A terceira dúvida diz respeito ao rigor e à reputação. A Itália tem uma dívida pública muito alta porque gasta muito, recebe relativamente pouco e faz as duas coisas de forma desigual. As severas intervenções impostas pelos mercados financeiros, as pressões dos demais países membros da União Européia e as exigências do Banco Central Europeu pressionam para agir rapidamente e com soluções duradouras. O rigor transforma-se em reputação e esta em poder contratual no contexto europeu, consolidando o caminho para a união política, objectivo tácito da Comunidade Europeia. Com uma reestruturação da dívida, os efeitos seriam diametralmente opostos: a Alemanha ficaria cada vez mais cética em relação a países que reestruturam suas dívidas e isso poderia levá-la a deixar o Euro por uma área monetária limitada apenas a países virtuosos. Muitos governos acreditaram que poderiam facilmente ganhar reputação sem pagar o preço do rigor ao aderir ao Euro: a crise da dívida é o teste pelo qual os mercados financeiros estão avaliando as reais intenções dos países e, conseqüentemente, a estabilidade da moeda única. Uma reestruturação da dívida, portanto, prejudicaria não apenas o país que a realiza, mas também toda a União Europeia. A questão é política: quantos sacrifícios os países membros individuais estão dispostos a fazer por uma Europa unida? A nível nacional, o problema da reputação é ainda mais evidente. Em 1926, Mussolini era credível porque era o líder de um regime autoritário e queria saldar a dívida acumulada durante a Primeira Guerra Mundial que outros antes dele não tinham conseguido saldar. Como líder de um regime, seu horizonte temporal era de longo prazo, enquanto como "novo" sujeito político, era elemento de forte ruptura com o passado. Hoje, as legislaturas têm um horizonte temporal que muitas vezes não ultrapassa os 5 anos de mandato e uma reestruturação ele iria pedir aos mesmos governos até então incapazes de conter a dívida para serem rigorosos por 5 ou 10 anos. Em vez de uma política rígida, os mercados podem suspeitar que a consolidação é a primeira de uma série de medidas destinadas a diluir à força o fardo da dívida. Nesse cenário, os efeitos seriam perversos.

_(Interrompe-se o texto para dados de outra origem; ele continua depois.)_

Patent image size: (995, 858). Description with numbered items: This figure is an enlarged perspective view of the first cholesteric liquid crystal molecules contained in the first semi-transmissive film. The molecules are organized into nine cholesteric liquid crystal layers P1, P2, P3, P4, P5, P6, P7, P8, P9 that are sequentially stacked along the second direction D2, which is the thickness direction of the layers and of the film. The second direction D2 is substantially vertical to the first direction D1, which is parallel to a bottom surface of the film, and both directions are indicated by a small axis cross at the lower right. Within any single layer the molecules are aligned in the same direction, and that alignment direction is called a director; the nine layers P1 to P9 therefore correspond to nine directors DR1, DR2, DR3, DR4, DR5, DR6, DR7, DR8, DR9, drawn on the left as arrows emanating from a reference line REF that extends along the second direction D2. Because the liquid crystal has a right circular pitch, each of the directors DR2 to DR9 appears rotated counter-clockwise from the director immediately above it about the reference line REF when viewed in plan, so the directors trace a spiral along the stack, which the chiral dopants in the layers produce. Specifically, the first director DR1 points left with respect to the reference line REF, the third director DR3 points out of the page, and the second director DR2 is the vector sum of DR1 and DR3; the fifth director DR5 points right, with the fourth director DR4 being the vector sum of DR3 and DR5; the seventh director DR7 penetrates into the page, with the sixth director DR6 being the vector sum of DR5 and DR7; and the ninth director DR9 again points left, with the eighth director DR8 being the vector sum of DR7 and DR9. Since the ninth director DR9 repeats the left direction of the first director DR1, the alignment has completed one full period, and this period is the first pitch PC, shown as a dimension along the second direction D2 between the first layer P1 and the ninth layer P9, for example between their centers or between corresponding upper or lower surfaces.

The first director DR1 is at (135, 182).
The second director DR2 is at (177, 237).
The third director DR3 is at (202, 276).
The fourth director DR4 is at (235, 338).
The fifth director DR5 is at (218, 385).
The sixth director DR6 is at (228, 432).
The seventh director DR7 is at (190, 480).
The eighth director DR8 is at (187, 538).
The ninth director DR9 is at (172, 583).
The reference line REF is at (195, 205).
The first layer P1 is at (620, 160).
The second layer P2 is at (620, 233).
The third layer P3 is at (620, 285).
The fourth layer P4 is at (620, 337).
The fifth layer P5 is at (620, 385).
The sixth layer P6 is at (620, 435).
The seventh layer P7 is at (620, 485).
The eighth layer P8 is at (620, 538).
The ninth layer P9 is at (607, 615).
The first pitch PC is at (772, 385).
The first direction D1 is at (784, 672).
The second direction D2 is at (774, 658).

Em conclusão, o alongamento da maturidade é certamente uma solução viável para reduzir a dívida soberana ainda que subsistam algumas dúvidas quanto ao custo efectivo e, sobretudo, ao efeito a médio-longo prazo. Muito do resultado depende do tamanho e das modalidades. Não ter de contar com qualquer tipo de cooperação entre os Estados é a principal vantagem da proposta mas também constitui o seu maior "limite": face a esta ameaça, os Estados mais intransigentes poderiam preferir uma colaboração indesejada (mas ainda mais conveniente) e por isso de fato evitando a própria reestruturação que de uma possibilidade real permaneceria apenas uma ameaça potencial.